Cases for caring about birds are strong in different ways. Calculating nature’s monetary worth helps conserve nature. Though shorebirds may never “prove” their financial value until they disappear, if then, the monetary worth of their homes is huge. Salt marshes, for example, provide millions of dollars in storm surge protection: saving salt marshes saves shorebirds. Powerful arguments about birds’ “usefulness”—such as toucans dispersing seeds from nutmeg trees, ensuring the trees’ survival, or birds reseeding Mount St.
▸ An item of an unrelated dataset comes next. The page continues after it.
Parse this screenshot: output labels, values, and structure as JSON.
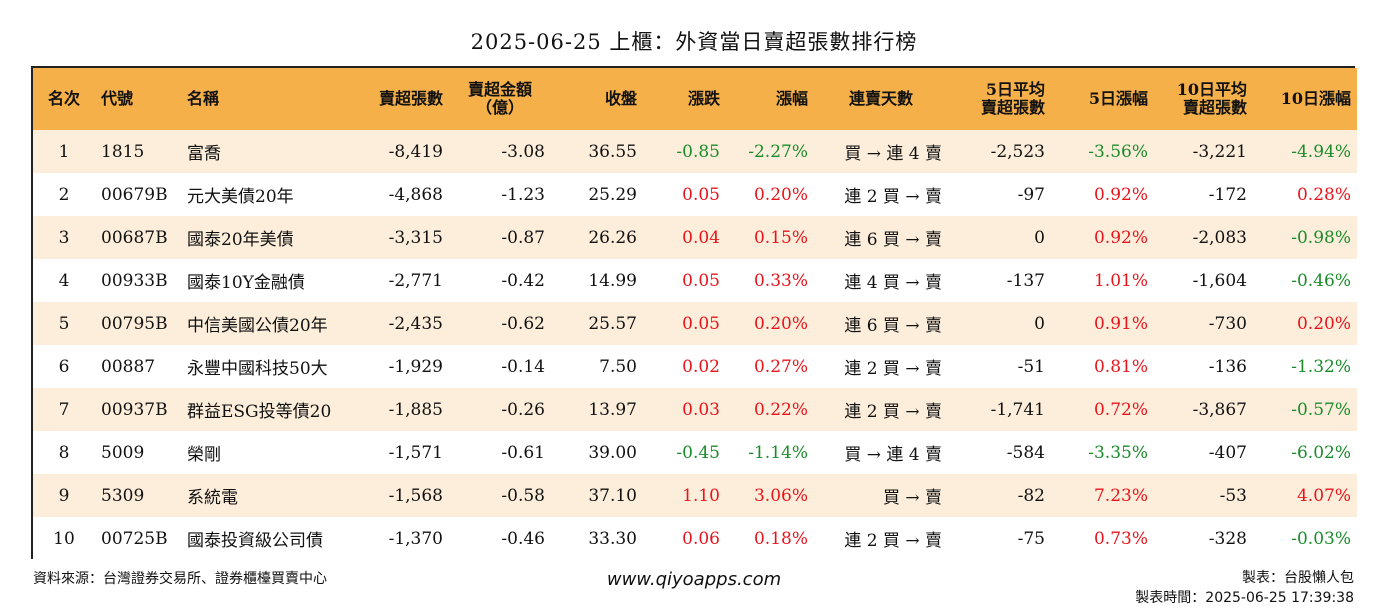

Helens after the eruption—reveal the interconnectedness of nature and illuminate a beautifully woven web of life so much larger than ourselves. And beauty, beauty that touches peoples’ hearts, moves people deeply. Watching shorebirds arcing over the waves or lifting into a night sky, or horseshoe crabs emerging on a dark beach—moments where, a young woman in The Narrow Edge said, you can “feel the heartbeat of the earth”—I am filled with joy and peace and strength to fight for animals that have no voice at the tables where their fates are decided. We all share this earth. From an ethical standpoint, humans are relatively new arrivals, appearing—if you collapse earth’s animal history into one year—a few minutes before midnight on December 31. Who are we to decide who can stay and who must leave? God giving man “dominion over the fishes of the sea and the fowl of the air” is Genesis calling us to care for the Creation. My ideas about which of these views presents the strongest case aren’t relevant. I can’t save birds myself. When we are losing so much, we need every possible argument for why birds matter. 

Why do we need humanities—and readers and writers—to tell us the stories of science?

Science is critical to addressing our pressing problems, but as is painfully evident, even the best research doesn’t always persuade. Understanding human experience and the human spirit—these are core concerns of the humanities. Great stories—those told by Rachel Carson, Elizabeth Kolbert, Terry Tempest Williams, to name a few—touch people’s hearts, where in the end, decisions are made.

You also write that you’ve seen “evidence that a web, once torn, can be respun.” What gives you hope for the future of the horseshoe crab and the red knot?

We know what to do: we need will. It may be daunting, yet the dedication of so many people joining to give shorebirds safe passage—along the edge of two entire continents, across disparate languages, cultures, and politics—is uplifting and inspiring. The people, and the birds, are exemplars of tenacity and resilience, beacons of courage and hope. Readers drawn to The Narrow Edge are raising additional funds necessary to rebuild the Atlantic flyway. Others are calling for biomedical and pharmaceutical companies to further test and then adopt a synthetic substitute for horseshoe crab blood. This would happen more quickly if all of us who get vaccinated or have a flu shot demand that manufacturers test and use the synthetic. That should be easy, shouldn’t it?